July saw the slowest increases in permanent staff appointments and the use of temps in 17 months, as recruiters across the UK signalled a further slowdown in the growth in recruitment rates.
Caution over hiring new staff, triggered by the gloomy economic outlook, saw vacancy growth cool to a 16-month low, signalled the latest KPMG and the Recruitment and Employment Confederation, UK Report on Jobs survey, compiled by S&P Global.
The fact that temp billings rose more strongly than permanent staff appointments over the month was also an indicator of companies bracing themselves for a difficult winter.
A reduced supply of foreign workers and greater hesitancy among some people to apply for new roles led to a further marked drop in total candidate supply, found the report, although the rate of deterioration was the softest seen since April 2021.
Despite this, significant increases in starting pay were seen in July 2022, in response to the continuing imbalance between the supply and demand for workers and the cost-of-living crisis.
Recruitment consultancies reported a further sharp increase in demand for staff during July. Yet the rate of vacancy growth eased for the third month in a row and was the slowest recorded since March 2021, as the downturn in the availability of both permanent and temporary workers eased compared with June.
Recruitment and the economy
Overall, however, there were widespread reports of skills shortages, fewer foreign workers and a greater hesitancy to seek out new roles due to increased economic uncertainty and concerns over job security.
Rates of starting pay continued to rise sharply for both permanent and short-term workers in July.
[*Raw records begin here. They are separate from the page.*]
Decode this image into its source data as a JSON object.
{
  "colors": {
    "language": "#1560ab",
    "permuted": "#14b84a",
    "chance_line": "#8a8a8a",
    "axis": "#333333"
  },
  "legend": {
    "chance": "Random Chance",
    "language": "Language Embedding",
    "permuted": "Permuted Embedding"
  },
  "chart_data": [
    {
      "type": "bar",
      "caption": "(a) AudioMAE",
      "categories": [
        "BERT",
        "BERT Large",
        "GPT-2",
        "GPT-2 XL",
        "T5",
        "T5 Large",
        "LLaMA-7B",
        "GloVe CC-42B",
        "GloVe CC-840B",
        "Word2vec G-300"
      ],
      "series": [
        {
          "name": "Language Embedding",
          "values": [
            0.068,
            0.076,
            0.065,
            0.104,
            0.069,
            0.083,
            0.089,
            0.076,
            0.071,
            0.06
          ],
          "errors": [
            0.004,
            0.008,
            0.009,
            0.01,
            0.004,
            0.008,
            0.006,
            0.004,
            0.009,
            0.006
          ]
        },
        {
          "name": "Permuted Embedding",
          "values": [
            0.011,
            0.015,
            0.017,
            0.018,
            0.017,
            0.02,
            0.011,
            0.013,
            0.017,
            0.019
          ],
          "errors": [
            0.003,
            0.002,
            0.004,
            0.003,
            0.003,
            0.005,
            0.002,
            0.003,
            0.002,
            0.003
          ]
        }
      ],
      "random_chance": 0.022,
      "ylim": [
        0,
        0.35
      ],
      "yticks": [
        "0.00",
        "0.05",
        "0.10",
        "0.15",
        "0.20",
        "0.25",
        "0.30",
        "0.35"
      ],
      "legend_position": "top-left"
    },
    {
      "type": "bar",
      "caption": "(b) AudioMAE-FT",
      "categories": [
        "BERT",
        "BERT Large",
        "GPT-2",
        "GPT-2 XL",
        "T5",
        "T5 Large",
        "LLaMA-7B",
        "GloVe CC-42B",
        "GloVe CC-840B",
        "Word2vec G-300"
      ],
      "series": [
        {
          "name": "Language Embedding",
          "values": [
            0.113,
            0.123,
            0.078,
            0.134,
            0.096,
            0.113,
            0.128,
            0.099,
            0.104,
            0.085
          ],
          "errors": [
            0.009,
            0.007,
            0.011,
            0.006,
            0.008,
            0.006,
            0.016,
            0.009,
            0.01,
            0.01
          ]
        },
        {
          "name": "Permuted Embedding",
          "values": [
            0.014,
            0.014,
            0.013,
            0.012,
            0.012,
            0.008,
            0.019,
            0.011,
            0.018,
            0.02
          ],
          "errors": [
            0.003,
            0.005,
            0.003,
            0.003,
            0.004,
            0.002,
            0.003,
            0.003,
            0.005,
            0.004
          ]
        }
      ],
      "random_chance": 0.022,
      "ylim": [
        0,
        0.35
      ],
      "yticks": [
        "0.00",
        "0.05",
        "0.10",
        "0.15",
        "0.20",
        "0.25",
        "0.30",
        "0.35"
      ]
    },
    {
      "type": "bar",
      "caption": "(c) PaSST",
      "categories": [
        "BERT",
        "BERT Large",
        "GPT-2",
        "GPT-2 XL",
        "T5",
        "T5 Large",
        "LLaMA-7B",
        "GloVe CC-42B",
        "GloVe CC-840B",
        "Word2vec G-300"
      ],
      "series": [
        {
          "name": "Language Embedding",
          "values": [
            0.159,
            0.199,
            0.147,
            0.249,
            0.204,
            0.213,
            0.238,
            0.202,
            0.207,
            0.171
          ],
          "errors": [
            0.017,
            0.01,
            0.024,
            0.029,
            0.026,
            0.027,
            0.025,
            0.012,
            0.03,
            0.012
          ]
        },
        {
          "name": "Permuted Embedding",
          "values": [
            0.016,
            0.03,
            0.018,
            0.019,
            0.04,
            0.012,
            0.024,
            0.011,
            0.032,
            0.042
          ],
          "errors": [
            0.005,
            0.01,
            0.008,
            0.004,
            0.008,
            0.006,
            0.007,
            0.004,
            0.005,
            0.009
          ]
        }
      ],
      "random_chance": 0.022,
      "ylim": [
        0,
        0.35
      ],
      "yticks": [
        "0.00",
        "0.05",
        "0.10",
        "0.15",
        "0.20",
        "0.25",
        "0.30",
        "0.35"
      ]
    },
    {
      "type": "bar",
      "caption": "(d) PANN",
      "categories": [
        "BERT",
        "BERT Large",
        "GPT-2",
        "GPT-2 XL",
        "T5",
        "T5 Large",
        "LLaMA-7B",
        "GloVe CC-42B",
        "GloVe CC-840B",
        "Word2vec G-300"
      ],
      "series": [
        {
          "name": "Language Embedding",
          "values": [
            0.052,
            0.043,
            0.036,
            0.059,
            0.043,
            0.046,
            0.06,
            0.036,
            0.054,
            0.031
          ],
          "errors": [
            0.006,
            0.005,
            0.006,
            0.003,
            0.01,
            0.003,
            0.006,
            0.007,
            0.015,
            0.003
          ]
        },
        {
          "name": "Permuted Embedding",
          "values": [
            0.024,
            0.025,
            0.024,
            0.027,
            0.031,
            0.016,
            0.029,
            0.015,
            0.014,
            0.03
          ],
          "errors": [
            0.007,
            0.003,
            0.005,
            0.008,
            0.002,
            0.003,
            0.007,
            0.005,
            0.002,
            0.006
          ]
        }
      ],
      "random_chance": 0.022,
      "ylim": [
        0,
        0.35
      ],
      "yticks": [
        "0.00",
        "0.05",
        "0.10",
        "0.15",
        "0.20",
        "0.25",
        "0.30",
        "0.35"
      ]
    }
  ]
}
The latest increase in starting salaries was the least marked for 11 months, however, while temp wage inflation softest to the slowest for just over a year.
As for regional variations all English regions bar the North saw a weaker upturn in permanent staff appointments during July, with recruitment agencies in London seeing the steepest increase in temp billings during July.
The softest upturn was meanwhile recorded in the Midlands, where growth eased to a marginal pace.
The private sector recorded the strongest increase in vacancies, while the softest rise was observed for permanent roles in the public sector, with both sectors saw slower increases in demand for staff compared to the previous month.
In terms of sectors experiencing high demand for workers, hospitality topped the rankings at the start of the third quarter of 2022, while retail remained at the bottom.
Confidence was a major factor in the findings, said Kate Shoesmith, deputy CEO of the REC. She said: “We’ve seen that rising fuel and energy prices, inflation and labour shortages are impacting employer confidence. It’s vital that government and businesses start putting their people and their staffing strategies first.
“We know what needs to be done: there should be improved provision of skills training, increased employment from under-represented groups, and we need good transport, childcare and immigration systems.”
Claire Warnes, head of education, skills and productivity at KPMG UK, added that, given the economic outlook, “workers may well choose to stay where they are rather than risk job security by moving now. So, a focus on upskilling existing workers and attracting talent remains absolutely essential for UK business to play its part in driving forward the economy.”
Yesterday, the Bank of England forecast that a recession would begin in the autumn and that CPI inflation would peak at 13.3%.